【映画・ドラマ記録】ビューティフル・ライフ〜ふたりでいた日々
数週間前、2000年に日本で放映されたキムタクと常盤貴子主演のドラマ『ビューティフル・ライフ〜ふたりでいた日々』がネットフリックスで見られるようになっているのを発見。
平成時代、TBS日曜劇場で放映されたドラマで最高視聴率41.3%を記録したというほどの超人気ドラマだ。
このドラマ、わたしはサモアにいたときに在サモア日本人からビデオを借りて見た。当時は日本人の間で日本から取り寄せた録画済みテレビ番組のビデオをよく貸し借りしたものだ。
インターネットはあったけどYouTubeはまだ生まれていない。それどころかネットはモデム回線で、接続には時間制限があったため、映画もドラマもビデオが主流の時代だった。
当時のサモアではテレビ局も国営放送しかないため、せめてビデオが見れるようにとフナイのテレビデオを持ち込んでいた。週末には家族6人が小さなテレビ画面の前に集合してレンタルビデオ屋で借りた映画や知り合いから借りたビデオで日本のドラマを楽しんだ。

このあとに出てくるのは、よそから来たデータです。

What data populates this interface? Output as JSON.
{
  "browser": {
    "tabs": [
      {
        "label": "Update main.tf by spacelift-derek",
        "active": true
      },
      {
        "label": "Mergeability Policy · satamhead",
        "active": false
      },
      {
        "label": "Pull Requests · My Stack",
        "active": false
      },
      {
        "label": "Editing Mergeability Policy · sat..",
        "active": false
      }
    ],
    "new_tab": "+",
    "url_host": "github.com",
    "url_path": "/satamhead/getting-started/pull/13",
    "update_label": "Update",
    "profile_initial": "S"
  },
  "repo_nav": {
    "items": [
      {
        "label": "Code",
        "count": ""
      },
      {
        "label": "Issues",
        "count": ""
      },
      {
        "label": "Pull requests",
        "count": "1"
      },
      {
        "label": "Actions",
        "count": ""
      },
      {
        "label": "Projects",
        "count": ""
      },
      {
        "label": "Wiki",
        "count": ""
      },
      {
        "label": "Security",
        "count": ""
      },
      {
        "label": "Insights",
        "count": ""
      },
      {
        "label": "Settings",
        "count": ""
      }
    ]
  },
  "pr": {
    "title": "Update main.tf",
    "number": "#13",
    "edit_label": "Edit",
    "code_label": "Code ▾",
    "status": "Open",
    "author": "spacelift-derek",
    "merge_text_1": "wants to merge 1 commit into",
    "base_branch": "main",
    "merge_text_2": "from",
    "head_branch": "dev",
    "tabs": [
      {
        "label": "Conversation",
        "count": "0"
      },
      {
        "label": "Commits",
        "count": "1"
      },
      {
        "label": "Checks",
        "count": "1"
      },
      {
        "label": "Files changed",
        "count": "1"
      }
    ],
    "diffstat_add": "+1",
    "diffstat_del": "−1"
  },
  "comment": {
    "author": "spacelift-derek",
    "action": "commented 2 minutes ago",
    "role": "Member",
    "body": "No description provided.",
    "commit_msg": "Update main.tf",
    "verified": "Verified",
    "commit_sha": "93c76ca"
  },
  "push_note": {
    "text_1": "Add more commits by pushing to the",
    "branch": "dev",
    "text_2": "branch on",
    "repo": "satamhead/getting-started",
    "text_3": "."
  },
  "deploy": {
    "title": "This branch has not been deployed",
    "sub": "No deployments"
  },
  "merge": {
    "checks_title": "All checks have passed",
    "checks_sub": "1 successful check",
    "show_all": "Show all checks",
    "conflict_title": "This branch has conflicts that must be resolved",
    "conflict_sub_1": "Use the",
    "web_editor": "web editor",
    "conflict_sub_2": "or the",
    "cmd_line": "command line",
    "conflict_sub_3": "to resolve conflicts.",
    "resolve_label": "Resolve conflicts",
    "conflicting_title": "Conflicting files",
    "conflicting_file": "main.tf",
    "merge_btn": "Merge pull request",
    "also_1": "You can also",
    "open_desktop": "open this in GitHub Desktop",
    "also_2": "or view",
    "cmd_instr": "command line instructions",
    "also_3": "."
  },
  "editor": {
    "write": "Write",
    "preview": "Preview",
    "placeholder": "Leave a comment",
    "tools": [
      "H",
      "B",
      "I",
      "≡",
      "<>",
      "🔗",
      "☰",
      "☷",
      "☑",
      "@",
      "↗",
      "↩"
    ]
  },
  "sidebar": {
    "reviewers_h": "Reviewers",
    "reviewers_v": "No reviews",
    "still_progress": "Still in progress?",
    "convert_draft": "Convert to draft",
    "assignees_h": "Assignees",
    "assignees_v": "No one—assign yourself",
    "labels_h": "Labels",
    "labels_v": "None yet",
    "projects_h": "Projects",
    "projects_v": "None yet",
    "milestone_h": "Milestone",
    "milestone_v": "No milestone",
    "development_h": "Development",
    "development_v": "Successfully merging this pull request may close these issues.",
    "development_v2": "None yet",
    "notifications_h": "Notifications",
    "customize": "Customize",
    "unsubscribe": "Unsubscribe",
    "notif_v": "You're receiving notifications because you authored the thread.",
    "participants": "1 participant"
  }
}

『ビューティフルライフ』は決してハッピーエンドなドラマではないが、泣けるけど感動が残るドラマと記憶していた。ドラマの影響で、主題歌B'zの『今夜月の見える丘に』は、今もドラマと一体の思い出の曲としてエレクトーンで演奏するほどだ。
そんなことから、ネトフリで発見し、すかさずもう一度見たいと思った。
ドラマは日本語だけど、ちゃんと英語字幕があるのでこれならQPさんもいっしょに見られる。時代は変わったものだ。
……というこで週末ごとに二人で見続けて、3週間かけて見終わった。
最初はそれほどでもなかったQPさんも途中からかなり感情移入が始まり、最終回は「これは泣ける」と言いながら二人で鼻をすすりながら見ていた。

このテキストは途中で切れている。